I actually don’t plan. The reasons for this are many. It’s possible I don’t even know all the reasons for this. One, as noted previously, despite my best intentions I’m kind of an “in-the-moment” kind of gal. Even if I do plan ahead, I very possibly will be so present in the present that I will forget. (Just ask my visiting teachers.) Two, I’m so conditioned to the unexpected, I feel like not planning somehow leaves room for it in such a way it shouldn’t be unexpected and I can be more flexible–bend to meet it. As if that somehow gives me control. (Note: It doesn’t.) Three, I’m sometimes–maybe even often–tired and overwhelmed and just don’t want to deal with the weight of expectations and to-do items scheduled on my calendar. Who knows, but that’s how I am and I’ve been that way even before I was an 8ish to 5ish M-F kind of girl. Even from my early days as a young stay-at-home mom I somehow found it more mentally healthy for me to use a “done” list at the end of the day (even when it was quite short) than to start my day with a long and impossible “to-do” list.

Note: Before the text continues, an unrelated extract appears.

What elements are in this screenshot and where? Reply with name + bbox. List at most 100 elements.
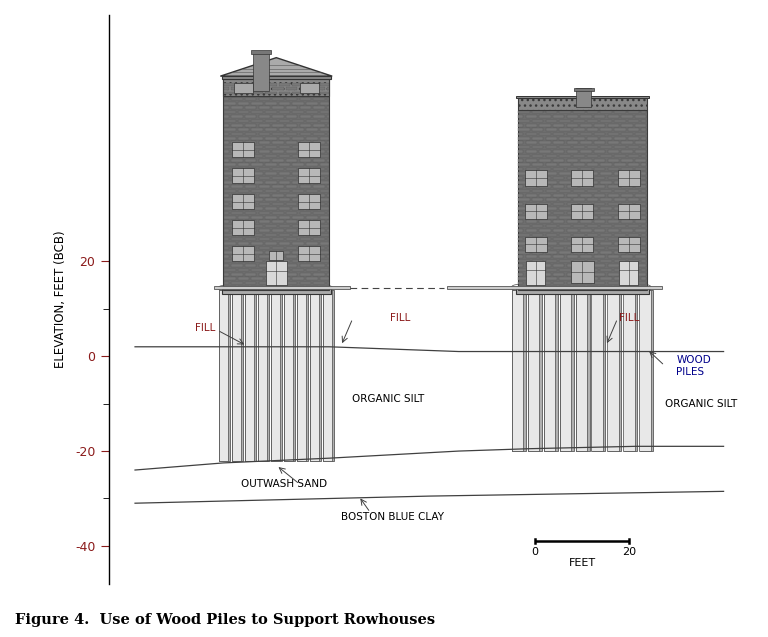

In any case, I could have written (is that really the correct word?) a photo essay of things that haven’t gone the way I planned (see above). Except that a), since I don’t really plan and b), since my life is also full of successes and happy serendipitous surprises and people, places, and events I choose, such a photo essay might be a misrepresentation.

But above, for your enjoyment, is the Reader’s Digest Condensed version. Because sometimes recipes that have gone perfectly well before explode in your oven. And sometimes your attempt to dress up a cake mix (which you rarely use but was your go-to this time because you needed lots of cupcakes in a hurry) takes more time and your dozens of cupcakes are neither uniform nor pretty. And sometimes you generously give your kid who’s moving out a good TV (so good D.I. won’t even take them anymore, who knew?) and, well, it costs you nearly $400 to get your rear window replaced.

Stuff happens. Life’s messy. If you’re not married to your schedule, or a neatly balanced bank account, or having a perfect life, well, somehow, at least in my mind, it’s easier to roll with it. And it’s easier to laugh instead of cry.